I had a bunch of code looking at each appointment as it was added to the schedule to see if the an existing cell span needed to be extended - either earlier start row or growing the row count. It worked most of the time unless I added appointments in a certain order and they overlapped but did not cause the cell span to grow. So the block was from 8 to noon and an appointment was from 9 to 10. It fits but I did not account for it thus I ended up adding two cell spans to JIDE table which annoys it when you try to delete them. I had added a cell span dump call to my table allowing me to see why the painting was all wacky. I tied the dump into an unused button on my test interface as I did not want the output filling up as I was dragging appointments around trying to get the problem to replicate. Once I really looked at the code I was not happy about adding a bunch more logic for special overlaps and cleaning up JIDE table Cell Spans and internal Cell Spans. Time to step back and take a new perspective.

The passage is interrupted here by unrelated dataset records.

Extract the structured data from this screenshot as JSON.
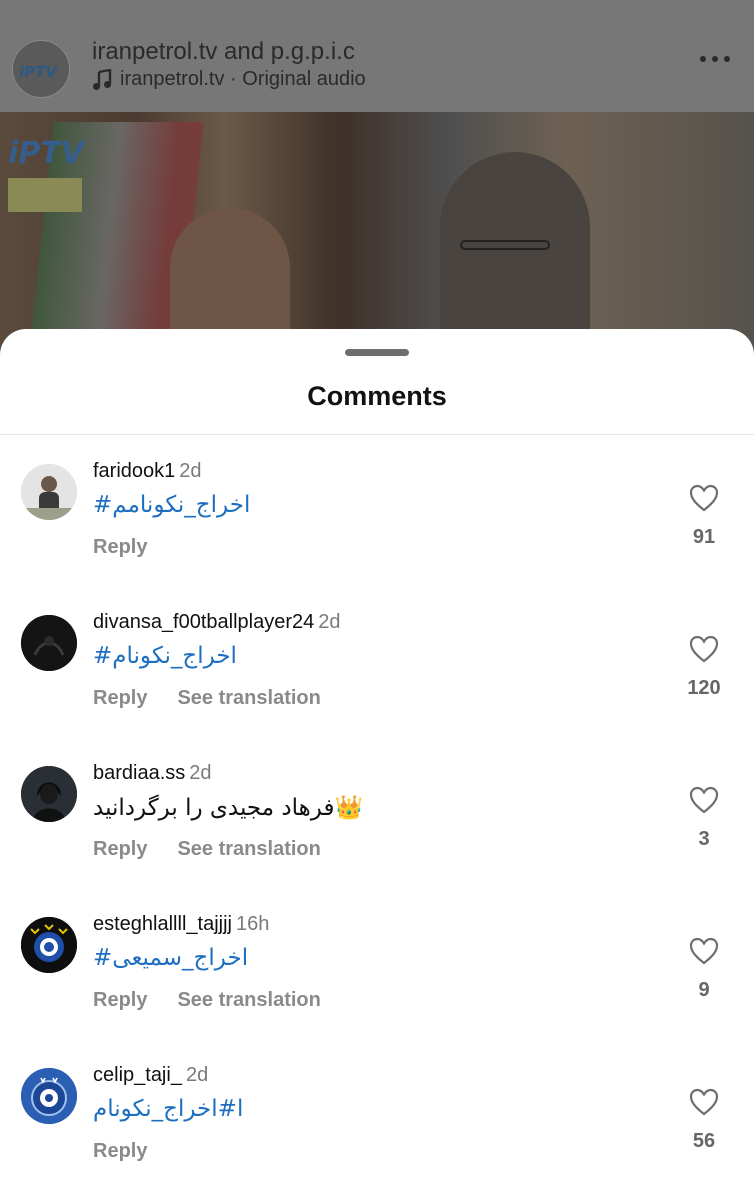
{
  "reel": {
    "title": "iranpetrol.tv and p.g.p.i.c",
    "audio": "iranpetrol.tv · Original audio",
    "avatar_text": "iPTV",
    "banner_text": "iPTV"
  },
  "sheet": {
    "title": "Comments"
  },
  "comments": [
    {
      "user": "faridook1",
      "time": "2d",
      "text": "#اخراج_نکونامم",
      "is_tag": true,
      "actions": [
        "Reply"
      ],
      "likes": "91"
    },
    {
      "user": "divansa_f00tballplayer24",
      "time": "2d",
      "text": "#اخراج_نکونام",
      "is_tag": true,
      "actions": [
        "Reply",
        "See translation"
      ],
      "likes": "120"
    },
    {
      "user": "bardiaa.ss",
      "time": "2d",
      "text": "فرهاد مجیدی را برگردانید👑",
      "is_tag": false,
      "actions": [
        "Reply",
        "See translation"
      ],
      "likes": "3"
    },
    {
      "user": "esteghlallll_tajjjj",
      "time": "16h",
      "text": "#اخراج_سمیعی",
      "is_tag": true,
      "actions": [
        "Reply",
        "See translation"
      ],
      "likes": "9"
    },
    {
      "user": "celip_taji_",
      "time": "2d",
      "text": "ا#اخراج_نکونام",
      "is_tag": true,
      "actions": [
        "Reply"
      ],
      "likes": "56"
    }
  ],
  "colors": {
    "hashtag": "#1e6fc0",
    "muted": "#8a8a8a",
    "backdrop": "#6b6b6b"
  },
  "icons": {
    "like": "heart-outline-icon",
    "audio": "music-note-icon",
    "menu": "more-horizontal-icon"
  }
}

What I decided to do is add the appointments as a collection. I can put each appointment in its column, then I can sort a column of appointments by row and row span. After sorting I can easily come up with unique cell spans. I add those spans to the JIDE grid then I also calculate which row / column to do the setValueAt call for adding appointments to a collection for that cell. You don't get paint calls for every cell in the table, only the one in the upper left corner of a cell span. I needed to consolidate all appointments for a span to that one callback spot. An earlier attempt at that had less than stellar results.

I ended up deleting a lot of code and making the logic a ton easier to debug and understand. Looking at the data to decide what to paint is also cleaner. Still runs slower on the Mac that I want so tuning will be in order but I want to get overlapped appointment painting to work first then I will tune things. I have a feeling it is JXLayer related on the Mac and I might not have much control over that. I have broken down and reconstructed the logic more than once already so no need to optimize yet.

Today's implementation appears to be pretty solid. I have been unable to get it to screw up after beating on it via lots of drag and drop and tossing numerous appointments at the grid. I even fixed a clipping issue that only occurred on the Mac. I am doing all my development on the PC but I copy the code over to the Mac as a backup being as I don't have a sandbox area in SVN to check anything in just yet. It is also good to run on more than one platform to catch any weird errors, graphical glitches or performance problems early in the process.

I have notes all over my whiteboard, scratch paper and in PSPad that I will go through so I can cross off the random thoughts that did not work. Next up is painting overlapping appointments by insetting them from the edge and tracking the mouse into them allowing you to change the Z order. Could get kind of hairy but I think the new way I am storing things is going to help. My plan today was to implement that once I felt the code was solid. Since the code was not solid I did not get around to it today. Guess that is why we have tomorrows.

Next scary piece will be implementing a pivot. Allowing time to run in the columns and column categories to run as the rows. I don't want an IF statement every other line so I might have an object ready for each layout type for processing rows vs. columns. I hate to duplicate code but if it becomes too messy it will be worth it. Double the testing for sure. Get that all in place and I get to do week and month views. Somewhere in there I will have to move this into our main application to replace the current MigLayout. It needs to be a fully working custom control before I do that so I can concentrate on the real appointment data at hand and not on fixing scrolling and painting bugs. Plus it will allow other developers here to help out with dialog boxes and all the other decorations needed by a scheduler.